Desenvolvimento Teórico: O conceito de liberdade de expressão pode ser analisado sob diversas correntes doutrinárias. A primeira corrente, a liberal, defende que a liberdade de expressão deve ser garantida em sua plenitude, sem restrições, sob a premissa de que a verdade emergirá do confronto de ideias. A segunda corrente, a crítica, argumenta que a liberdade de expressão deve ser limitada em certos contextos, especialmente quando se trata de discursos de ódio, desinformação ou incitação à violência. Por fim, a corrente pragmática propõe um meio-termo, defendendo que a liberdade de expressão deve ser exercida com responsabilidade, considerando as consequências sociais e individuais de suas manifestações.
Aplicação Jurisprudencial: O Supremo Tribunal Federal (STF) brasileiro, em diversas decisões, tem reafirmado a importância da liberdade de expressão, mas também tem reconhecido a necessidade de limites. Por exemplo, no julgamento da ADPF 130, o STF decidiu que a liberdade de expressão não é absoluta e pode ser restringida quando em conflito com outros direitos fundamentais, como a honra e a imagem. A jurisprudência reflete a tensão entre a proteção da liberdade de expressão e a proteção contra abusos desse direito, evidenciando a complexidade da questão.
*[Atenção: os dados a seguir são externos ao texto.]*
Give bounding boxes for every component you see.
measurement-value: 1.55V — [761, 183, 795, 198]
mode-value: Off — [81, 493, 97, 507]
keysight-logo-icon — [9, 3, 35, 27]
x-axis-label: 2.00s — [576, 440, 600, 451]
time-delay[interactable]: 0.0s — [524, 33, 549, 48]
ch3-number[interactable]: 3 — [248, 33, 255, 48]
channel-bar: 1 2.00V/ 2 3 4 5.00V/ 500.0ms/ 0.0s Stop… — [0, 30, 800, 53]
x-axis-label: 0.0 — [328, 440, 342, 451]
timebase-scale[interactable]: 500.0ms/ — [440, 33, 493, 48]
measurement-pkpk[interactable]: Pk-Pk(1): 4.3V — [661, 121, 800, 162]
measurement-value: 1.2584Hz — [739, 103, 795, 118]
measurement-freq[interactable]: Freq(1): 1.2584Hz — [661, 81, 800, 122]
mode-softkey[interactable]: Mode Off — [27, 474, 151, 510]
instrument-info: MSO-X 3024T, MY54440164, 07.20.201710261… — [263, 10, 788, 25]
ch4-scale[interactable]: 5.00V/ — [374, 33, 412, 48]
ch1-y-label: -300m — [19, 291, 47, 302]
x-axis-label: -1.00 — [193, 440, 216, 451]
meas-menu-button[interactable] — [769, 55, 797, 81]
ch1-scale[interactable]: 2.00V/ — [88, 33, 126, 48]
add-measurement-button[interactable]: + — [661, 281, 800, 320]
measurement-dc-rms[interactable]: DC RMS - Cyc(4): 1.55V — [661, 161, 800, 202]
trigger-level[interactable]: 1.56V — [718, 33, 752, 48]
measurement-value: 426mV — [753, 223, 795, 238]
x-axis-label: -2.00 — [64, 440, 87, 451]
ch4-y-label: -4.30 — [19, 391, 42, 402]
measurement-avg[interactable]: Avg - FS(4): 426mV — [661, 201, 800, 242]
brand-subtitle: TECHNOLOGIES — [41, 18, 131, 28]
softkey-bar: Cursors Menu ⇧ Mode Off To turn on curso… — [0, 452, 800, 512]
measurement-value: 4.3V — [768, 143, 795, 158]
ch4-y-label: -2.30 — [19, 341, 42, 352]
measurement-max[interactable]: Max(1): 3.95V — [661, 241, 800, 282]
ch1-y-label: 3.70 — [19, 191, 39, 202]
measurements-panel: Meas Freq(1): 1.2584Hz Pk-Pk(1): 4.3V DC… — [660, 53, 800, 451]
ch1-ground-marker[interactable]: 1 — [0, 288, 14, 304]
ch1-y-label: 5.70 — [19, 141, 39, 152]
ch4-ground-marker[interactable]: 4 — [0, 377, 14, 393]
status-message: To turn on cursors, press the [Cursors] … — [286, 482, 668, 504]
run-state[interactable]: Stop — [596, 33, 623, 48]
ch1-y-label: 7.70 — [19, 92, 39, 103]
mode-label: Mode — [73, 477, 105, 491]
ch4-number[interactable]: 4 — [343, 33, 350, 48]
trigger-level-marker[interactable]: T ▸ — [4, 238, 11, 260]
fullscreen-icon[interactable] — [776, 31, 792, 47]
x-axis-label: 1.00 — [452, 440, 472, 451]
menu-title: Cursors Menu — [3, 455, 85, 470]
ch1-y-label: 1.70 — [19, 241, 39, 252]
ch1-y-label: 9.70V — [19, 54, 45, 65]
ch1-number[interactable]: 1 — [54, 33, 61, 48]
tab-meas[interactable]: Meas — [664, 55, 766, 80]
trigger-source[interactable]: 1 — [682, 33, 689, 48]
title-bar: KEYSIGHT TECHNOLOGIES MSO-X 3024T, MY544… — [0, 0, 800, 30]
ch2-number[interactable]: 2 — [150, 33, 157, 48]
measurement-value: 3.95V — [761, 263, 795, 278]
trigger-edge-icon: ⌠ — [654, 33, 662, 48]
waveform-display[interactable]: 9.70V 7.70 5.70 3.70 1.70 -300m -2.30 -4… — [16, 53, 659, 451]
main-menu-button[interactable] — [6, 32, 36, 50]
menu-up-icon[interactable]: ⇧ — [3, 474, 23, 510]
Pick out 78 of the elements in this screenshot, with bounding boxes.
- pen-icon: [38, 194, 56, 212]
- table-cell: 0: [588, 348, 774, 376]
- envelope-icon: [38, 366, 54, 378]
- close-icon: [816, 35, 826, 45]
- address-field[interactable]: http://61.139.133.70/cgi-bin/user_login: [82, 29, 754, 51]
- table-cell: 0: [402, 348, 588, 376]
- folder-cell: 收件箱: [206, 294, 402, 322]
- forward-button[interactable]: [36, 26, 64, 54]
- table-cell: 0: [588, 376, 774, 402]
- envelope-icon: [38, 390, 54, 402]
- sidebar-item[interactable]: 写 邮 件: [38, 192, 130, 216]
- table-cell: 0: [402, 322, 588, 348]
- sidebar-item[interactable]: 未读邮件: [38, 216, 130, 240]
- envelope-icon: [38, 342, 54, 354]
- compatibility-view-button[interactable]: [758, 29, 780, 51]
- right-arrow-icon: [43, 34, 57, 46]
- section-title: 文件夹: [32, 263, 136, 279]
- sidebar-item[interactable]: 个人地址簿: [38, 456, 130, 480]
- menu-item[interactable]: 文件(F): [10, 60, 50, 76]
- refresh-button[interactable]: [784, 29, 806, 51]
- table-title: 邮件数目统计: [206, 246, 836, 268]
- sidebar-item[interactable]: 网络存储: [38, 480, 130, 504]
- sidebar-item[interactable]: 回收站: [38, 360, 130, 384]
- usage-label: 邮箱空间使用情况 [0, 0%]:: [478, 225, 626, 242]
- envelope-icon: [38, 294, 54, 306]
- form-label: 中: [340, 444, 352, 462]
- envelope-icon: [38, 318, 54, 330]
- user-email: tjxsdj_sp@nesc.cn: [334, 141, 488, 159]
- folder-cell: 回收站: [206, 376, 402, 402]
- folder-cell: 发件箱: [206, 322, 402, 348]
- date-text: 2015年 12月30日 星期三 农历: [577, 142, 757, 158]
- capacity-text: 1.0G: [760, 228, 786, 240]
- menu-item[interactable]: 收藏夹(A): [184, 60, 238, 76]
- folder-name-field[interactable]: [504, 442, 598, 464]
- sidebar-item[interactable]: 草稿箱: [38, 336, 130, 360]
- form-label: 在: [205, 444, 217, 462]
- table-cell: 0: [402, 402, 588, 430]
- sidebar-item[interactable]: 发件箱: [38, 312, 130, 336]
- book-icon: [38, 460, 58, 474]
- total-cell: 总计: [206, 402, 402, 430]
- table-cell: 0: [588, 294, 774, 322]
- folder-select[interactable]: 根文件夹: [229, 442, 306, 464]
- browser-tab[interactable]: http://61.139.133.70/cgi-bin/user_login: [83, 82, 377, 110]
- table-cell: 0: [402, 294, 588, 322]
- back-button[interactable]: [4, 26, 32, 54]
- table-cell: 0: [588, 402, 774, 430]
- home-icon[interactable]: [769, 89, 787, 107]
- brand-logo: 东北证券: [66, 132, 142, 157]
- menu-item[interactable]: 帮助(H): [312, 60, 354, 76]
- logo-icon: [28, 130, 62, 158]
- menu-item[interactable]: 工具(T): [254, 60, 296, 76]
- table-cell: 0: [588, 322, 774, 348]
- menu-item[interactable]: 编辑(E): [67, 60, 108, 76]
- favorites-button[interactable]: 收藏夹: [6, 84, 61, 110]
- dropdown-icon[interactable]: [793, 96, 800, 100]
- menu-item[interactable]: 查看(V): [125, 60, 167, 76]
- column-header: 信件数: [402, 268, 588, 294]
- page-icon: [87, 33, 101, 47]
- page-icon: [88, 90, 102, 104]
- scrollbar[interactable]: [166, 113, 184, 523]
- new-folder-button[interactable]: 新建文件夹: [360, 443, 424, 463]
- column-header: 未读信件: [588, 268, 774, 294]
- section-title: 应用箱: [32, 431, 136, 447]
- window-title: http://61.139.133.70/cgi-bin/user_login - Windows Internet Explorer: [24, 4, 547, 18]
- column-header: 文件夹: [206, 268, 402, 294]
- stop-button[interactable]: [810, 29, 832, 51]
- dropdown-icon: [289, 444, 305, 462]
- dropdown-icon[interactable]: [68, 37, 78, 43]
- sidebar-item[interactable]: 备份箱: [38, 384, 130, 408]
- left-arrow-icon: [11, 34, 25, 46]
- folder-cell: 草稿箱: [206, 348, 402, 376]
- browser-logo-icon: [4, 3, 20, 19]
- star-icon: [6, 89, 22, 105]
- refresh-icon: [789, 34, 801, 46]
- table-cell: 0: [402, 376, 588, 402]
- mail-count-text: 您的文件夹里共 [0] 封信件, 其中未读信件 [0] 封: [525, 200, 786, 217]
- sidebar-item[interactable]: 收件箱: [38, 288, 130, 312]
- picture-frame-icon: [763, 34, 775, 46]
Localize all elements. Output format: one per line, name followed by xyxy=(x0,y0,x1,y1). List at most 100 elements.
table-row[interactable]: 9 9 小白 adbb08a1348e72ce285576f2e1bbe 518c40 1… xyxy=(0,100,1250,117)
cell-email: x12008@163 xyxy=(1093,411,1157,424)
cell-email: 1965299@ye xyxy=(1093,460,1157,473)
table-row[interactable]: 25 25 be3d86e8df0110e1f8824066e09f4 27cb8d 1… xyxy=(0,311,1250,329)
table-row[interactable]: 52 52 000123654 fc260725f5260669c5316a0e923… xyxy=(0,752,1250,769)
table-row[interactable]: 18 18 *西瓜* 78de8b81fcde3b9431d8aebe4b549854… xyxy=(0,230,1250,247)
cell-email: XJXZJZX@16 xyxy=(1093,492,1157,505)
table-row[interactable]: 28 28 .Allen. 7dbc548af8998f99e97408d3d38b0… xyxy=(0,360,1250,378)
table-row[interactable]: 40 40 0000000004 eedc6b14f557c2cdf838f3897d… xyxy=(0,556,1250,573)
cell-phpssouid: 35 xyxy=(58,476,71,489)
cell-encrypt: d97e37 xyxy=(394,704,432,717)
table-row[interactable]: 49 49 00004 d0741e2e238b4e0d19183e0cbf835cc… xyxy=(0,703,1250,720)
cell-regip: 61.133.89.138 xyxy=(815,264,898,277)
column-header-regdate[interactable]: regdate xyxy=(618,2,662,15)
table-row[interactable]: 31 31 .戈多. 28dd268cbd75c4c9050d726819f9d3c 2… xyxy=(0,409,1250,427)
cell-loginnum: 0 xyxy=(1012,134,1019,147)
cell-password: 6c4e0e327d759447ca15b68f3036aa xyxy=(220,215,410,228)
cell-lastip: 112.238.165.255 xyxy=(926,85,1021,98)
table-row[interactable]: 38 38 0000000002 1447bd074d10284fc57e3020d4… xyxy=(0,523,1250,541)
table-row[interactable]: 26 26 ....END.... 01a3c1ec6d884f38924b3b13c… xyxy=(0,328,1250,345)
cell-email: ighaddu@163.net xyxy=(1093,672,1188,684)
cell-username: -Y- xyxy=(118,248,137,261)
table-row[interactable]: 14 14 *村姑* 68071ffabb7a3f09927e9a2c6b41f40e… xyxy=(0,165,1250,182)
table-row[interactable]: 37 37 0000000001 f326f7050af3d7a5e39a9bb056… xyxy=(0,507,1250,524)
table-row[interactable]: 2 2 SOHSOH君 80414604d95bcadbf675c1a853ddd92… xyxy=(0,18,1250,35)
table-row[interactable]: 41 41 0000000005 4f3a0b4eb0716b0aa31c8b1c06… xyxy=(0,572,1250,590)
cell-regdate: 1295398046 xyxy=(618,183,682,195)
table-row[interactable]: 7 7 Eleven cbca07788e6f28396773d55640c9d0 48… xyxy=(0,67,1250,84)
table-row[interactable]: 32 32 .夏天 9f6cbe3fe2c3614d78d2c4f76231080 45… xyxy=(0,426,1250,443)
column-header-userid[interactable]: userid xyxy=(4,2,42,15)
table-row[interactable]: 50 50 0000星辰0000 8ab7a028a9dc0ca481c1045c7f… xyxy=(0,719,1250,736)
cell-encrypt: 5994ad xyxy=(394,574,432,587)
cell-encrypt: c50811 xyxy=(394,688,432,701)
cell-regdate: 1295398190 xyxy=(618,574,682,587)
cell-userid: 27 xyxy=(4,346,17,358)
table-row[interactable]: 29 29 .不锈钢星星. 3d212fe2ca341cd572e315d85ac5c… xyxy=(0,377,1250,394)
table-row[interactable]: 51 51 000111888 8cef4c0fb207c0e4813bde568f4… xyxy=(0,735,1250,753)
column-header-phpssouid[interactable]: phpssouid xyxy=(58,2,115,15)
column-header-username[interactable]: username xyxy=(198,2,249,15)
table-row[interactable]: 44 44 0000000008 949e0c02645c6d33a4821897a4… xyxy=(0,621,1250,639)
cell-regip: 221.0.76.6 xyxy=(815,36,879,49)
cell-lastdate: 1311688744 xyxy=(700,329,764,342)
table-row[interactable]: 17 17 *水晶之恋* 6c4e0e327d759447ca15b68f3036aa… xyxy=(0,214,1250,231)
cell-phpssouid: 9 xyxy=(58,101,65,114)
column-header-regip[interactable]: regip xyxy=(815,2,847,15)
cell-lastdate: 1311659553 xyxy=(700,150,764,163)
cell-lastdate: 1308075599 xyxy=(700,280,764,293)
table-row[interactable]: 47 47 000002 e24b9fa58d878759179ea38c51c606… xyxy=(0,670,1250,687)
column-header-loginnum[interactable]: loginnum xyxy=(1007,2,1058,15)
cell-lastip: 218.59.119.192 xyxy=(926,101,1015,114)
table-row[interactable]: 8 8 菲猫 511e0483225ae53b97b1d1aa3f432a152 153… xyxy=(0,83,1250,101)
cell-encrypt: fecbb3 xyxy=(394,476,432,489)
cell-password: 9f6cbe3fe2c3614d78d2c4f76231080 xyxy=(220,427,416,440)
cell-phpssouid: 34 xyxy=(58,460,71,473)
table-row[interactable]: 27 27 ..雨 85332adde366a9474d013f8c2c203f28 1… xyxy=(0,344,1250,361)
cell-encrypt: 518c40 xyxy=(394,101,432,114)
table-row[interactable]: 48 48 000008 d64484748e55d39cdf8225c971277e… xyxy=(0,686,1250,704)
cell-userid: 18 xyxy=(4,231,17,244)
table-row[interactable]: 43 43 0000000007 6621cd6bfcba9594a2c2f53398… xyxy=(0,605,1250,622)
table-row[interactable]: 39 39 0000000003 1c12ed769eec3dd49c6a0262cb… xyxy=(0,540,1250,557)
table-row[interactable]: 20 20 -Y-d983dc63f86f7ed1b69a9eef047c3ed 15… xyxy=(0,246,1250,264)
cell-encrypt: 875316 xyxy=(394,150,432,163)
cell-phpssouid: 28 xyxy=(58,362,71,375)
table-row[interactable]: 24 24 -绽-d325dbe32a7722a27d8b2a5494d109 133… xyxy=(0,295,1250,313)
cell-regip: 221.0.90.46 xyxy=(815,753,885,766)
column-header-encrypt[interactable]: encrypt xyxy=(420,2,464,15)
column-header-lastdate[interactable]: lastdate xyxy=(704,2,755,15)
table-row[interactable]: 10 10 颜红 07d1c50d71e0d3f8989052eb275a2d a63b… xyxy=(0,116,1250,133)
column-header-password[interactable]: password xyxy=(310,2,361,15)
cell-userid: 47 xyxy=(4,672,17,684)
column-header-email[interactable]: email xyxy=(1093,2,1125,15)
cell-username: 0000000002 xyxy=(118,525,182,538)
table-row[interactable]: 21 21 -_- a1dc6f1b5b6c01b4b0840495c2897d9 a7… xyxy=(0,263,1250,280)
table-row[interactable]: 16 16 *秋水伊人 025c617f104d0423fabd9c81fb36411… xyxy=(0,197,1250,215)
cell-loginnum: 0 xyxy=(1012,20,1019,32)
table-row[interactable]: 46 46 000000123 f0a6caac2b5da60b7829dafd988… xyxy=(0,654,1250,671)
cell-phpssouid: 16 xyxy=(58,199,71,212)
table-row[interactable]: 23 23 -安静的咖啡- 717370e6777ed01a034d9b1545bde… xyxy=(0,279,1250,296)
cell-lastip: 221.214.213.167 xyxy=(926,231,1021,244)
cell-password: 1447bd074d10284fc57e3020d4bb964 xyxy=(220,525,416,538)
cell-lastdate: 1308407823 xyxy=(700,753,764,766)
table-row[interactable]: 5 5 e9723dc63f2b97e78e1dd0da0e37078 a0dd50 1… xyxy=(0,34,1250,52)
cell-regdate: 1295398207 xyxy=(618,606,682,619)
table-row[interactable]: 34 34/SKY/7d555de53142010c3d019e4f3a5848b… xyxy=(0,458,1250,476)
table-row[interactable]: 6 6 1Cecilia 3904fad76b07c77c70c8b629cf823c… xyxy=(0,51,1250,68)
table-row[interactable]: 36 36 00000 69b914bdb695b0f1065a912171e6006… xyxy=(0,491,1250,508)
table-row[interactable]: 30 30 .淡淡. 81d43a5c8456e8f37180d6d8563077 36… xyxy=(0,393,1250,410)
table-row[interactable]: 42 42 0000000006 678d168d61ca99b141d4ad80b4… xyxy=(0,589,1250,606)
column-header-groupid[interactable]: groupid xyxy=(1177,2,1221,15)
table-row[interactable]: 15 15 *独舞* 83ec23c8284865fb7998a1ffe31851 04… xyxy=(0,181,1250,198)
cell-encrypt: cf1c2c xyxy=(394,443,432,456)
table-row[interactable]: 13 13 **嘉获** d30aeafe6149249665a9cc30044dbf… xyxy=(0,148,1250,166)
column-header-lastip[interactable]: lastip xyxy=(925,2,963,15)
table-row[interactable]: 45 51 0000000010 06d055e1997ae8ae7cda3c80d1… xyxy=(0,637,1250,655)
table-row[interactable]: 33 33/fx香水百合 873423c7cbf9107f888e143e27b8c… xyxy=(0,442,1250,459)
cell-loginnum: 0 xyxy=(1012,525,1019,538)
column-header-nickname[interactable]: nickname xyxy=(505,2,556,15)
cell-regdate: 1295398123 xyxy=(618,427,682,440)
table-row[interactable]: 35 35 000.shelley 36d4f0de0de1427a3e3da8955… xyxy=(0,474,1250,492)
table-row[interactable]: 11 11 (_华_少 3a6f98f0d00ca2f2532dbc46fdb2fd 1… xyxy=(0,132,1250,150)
Conclusão Técnica: A análise da liberdade de expressão à luz das contribuições de pensadores como Voltaire e da jurisprudência brasileira revela um campo de tensões e desafios. O direito à liberdade de expressão deve ser defendido, mas não de forma irrestrita. É fundamental que o Direito atue como mediador, equilibrando a proteção desse direito com a necessidade de preservar outros direitos fundamentais. Assim, o debate sobre a liberdade de expressão se torna não apenas jurídico, mas também ético e social, exigindo uma reflexão contínua sobre os limites e responsabilidades que o exercício desse direito impõe à sociedade.